As artificial intelligence continues to transform industries and redefine skills, career mobility is no longer the exception—it is fast becoming the rule.
That is the message career strategist and executive Ginny Clarke is telling the world in a post that has gained traction on Instagram. Her post challenges long-held assumptions about professional stability and linear career paths.
In a recent video shared on her account (@ginny_clarke), Clarke noted that the average person is expected to change careers—not just jobs—between five and seven times over the course of a lifetime. But with AI accelerating disruption across sectors such as finance, media, healthcare and technology, she argued that this figure is likely to rise.
“Yet most people feel trapped by their résumé,” Clarke said, pointing to a widespread belief that past roles permanently define future opportunities.

According to her, that mindset is increasingly out of step with the realities of a rapidly evolving labor market.
Drawing from her own experience, Clarke said she has changed professional functions four times and moved across four different industry sectors—by choice, not necessity. She credits those transitions not to having a “perfect” background, but to understanding how to identify and communicate transferable skills.
“It’s about leveraging your competencies and telling a compelling story about why you’re the right person, even when you don’t fit the traditional mold,” she said.
Clarke’s comments reflect a broader shift in how employers and workers are approaching careers, particularly as automation and AI reshape job requirements. Analysts say traditional résumés, which often capture narrow experience within a single field, may increasingly give way to skills-based hiring models that prioritize adaptability, problem-solving and cross-functional expertise.
Her message also resonates with workers considering major transitions—whether returning to school, launching a business, or pivoting into a new field altogether.

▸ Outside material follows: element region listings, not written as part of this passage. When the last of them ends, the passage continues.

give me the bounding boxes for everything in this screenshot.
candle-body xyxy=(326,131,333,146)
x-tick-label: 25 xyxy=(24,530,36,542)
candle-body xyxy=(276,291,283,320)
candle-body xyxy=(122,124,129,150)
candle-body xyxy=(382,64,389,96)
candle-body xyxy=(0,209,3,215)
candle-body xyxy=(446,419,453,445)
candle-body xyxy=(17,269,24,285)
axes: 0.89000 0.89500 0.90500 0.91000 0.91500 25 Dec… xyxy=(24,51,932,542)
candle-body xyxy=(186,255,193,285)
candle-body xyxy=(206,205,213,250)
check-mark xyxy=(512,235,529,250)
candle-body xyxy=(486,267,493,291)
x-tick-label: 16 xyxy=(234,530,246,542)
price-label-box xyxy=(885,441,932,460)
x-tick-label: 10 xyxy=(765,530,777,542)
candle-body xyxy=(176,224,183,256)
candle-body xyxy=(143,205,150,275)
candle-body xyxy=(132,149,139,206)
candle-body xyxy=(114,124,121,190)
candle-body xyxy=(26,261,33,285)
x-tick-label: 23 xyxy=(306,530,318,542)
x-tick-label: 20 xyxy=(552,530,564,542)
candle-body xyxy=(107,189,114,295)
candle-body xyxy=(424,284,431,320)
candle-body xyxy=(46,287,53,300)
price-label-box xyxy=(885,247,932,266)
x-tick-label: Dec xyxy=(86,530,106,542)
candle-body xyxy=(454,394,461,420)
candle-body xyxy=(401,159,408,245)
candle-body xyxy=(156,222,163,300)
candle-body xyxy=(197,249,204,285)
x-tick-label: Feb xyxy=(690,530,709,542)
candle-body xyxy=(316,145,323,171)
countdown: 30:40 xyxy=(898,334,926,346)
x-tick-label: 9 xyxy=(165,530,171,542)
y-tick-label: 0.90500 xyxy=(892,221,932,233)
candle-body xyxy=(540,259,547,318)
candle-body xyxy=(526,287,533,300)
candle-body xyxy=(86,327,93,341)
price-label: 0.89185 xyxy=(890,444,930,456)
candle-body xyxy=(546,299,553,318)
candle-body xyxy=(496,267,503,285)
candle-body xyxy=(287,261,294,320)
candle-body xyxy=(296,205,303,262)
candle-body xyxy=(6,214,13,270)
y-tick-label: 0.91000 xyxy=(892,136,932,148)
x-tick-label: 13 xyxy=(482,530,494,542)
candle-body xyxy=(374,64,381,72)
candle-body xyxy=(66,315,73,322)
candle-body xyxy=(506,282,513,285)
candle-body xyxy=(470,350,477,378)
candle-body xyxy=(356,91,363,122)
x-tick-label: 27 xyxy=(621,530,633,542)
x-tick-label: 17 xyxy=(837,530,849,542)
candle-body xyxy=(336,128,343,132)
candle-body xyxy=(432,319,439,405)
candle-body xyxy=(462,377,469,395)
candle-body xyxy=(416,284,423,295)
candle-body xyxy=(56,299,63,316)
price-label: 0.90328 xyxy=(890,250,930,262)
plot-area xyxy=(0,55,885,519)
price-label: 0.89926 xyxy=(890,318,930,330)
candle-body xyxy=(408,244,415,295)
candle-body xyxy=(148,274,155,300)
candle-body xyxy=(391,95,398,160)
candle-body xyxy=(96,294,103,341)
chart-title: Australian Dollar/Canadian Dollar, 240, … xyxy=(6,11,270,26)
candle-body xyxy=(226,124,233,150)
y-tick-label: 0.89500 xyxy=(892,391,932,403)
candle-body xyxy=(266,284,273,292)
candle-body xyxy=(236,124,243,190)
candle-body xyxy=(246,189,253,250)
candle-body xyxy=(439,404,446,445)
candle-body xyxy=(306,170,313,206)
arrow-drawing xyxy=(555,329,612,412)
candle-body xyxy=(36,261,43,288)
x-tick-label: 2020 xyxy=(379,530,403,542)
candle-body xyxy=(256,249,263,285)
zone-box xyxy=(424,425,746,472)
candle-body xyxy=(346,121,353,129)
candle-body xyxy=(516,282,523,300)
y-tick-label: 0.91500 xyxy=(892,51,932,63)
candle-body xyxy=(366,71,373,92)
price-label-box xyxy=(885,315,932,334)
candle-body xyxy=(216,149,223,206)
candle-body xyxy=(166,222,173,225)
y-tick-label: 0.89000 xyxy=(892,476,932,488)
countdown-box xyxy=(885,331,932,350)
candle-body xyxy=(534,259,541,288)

Clarke cautioned that such moves should be strategic rather than reactive, stressing the importance of frameworks that help individuals assess their skills, motivations and long-term goals.
“This isn’t just theory,” she said. “These are practical questions that help people make intentional career moves, not desperate ones.”
Clarke’s perspective is consistent with a growing consensus among workforce experts: in the age of AI, career resilience may depend less on where someone has been, and more on how effectively they can adapt, reframe their experience and navigate change.